First-year nursing students working in the school's lab are, from left, Jaime Blood, Natasha Mason and Jessie Oystrek. - NNSL photo/Jennifer McPhee


Jennifer McPhee
Northern News Services

Yellowknife (Sep 14/01) - Northern nursing students say the government needs to do even more to keep them here.

That was the message delivered to Health and Social Services Minister Jane Groenewegen when she toured Aurora College this week.

Thanks to a collaboration with the University of Victoria, nurses can now upgrade their diplomas to degrees through the college.

The college has also added a 16-month nurse practitioner program and will be offering a four-year degree program next year.

There are about 250 nursing students at Aurora College this year.

"We see you as the solution to our ability to deliver health services," Groenewegen told second-year nursing students.

During a question-and-answer session, the students told the minister that the GNWT needs to do more to keep them in the North.

"Are we recruiting as actively as the people who are recruiting us?" asked Tanya Round, referring to lucrative offers from places as far away as California. "Because we don't seem as desperate as they do."

Groenewegen told students the GNWT has allocated $1.5 million a year towards recruitment.

Amy Lea, from Ontario, said she'd stay in the North after she graduates if her loans were forgiven.

The general sentiment from the students was "pay us well, help relieve our debt, and we'll stay."

Maggie Jacobs graduated from Aurora College's first nursing class in 1996. She said all but three or four students in her class are still in the North.

But Susan MacInnis, who graduated one year later, said only four out of 14 students in her class stayed.

They attribute this, in part, to changes in the mentorship program.

Students used to work with a nurse for four months to get experience.
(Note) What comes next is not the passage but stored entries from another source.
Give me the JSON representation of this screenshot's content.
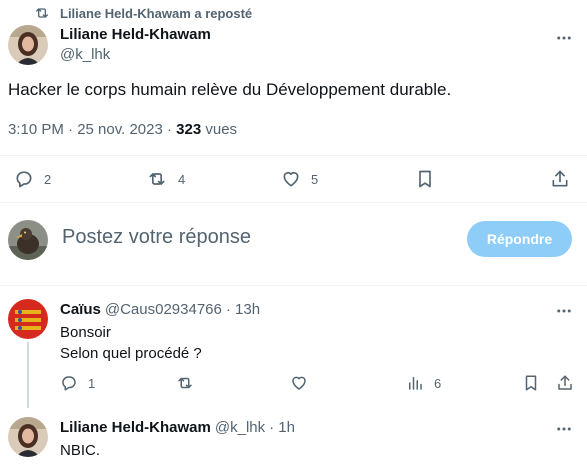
{
  "repost": {
    "label": "Liliane Held-Khawam a reposté",
    "icon": "repost-icon"
  },
  "main_tweet": {
    "author_name": "Liliane Held-Khawam",
    "author_handle": "@k_lhk",
    "text": "Hacker le corps humain relève du Développement durable.",
    "time": "3:10 PM · 25 nov. 2023 · ",
    "views_count": "323",
    "views_label": " vues",
    "replies": "2",
    "reposts": "4",
    "likes": "5"
  },
  "reply_composer": {
    "placeholder": "Postez votre réponse",
    "button_label": "Répondre"
  },
  "replies": [
    {
      "author_name": "Caïus",
      "author_handle": "@Caus02934766",
      "time": "· 13h",
      "lines": [
        "Bonsoir",
        "Selon quel procédé ?"
      ],
      "replies": "1",
      "views": "6"
    },
    {
      "author_name": "Liliane Held-Khawam",
      "author_handle": "@k_lhk",
      "time": "· 1h",
      "lines": [
        "NBIC."
      ]
    }
  ],
  "colors": {
    "accent_disabled": "#8ecdf8",
    "muted": "#536471",
    "divider": "#eff3f4"
  }
}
That's how Jacobs got her job. But the year later, MacInnis says not everyone was given this opportunity.

Natasha Mason, a first-year nursing student and single mom with three children under four, has lived here for three years. "The government isn't doing enough for those who aren't from the North, but study here," she said.

Mason has a one-year remissible loan, but said next year she could be on her own.

"I have to make my income stretch and it only stretches so far," she said. "It's frustrating. People say, 'Stay here, work in the North,' but there's no incentive."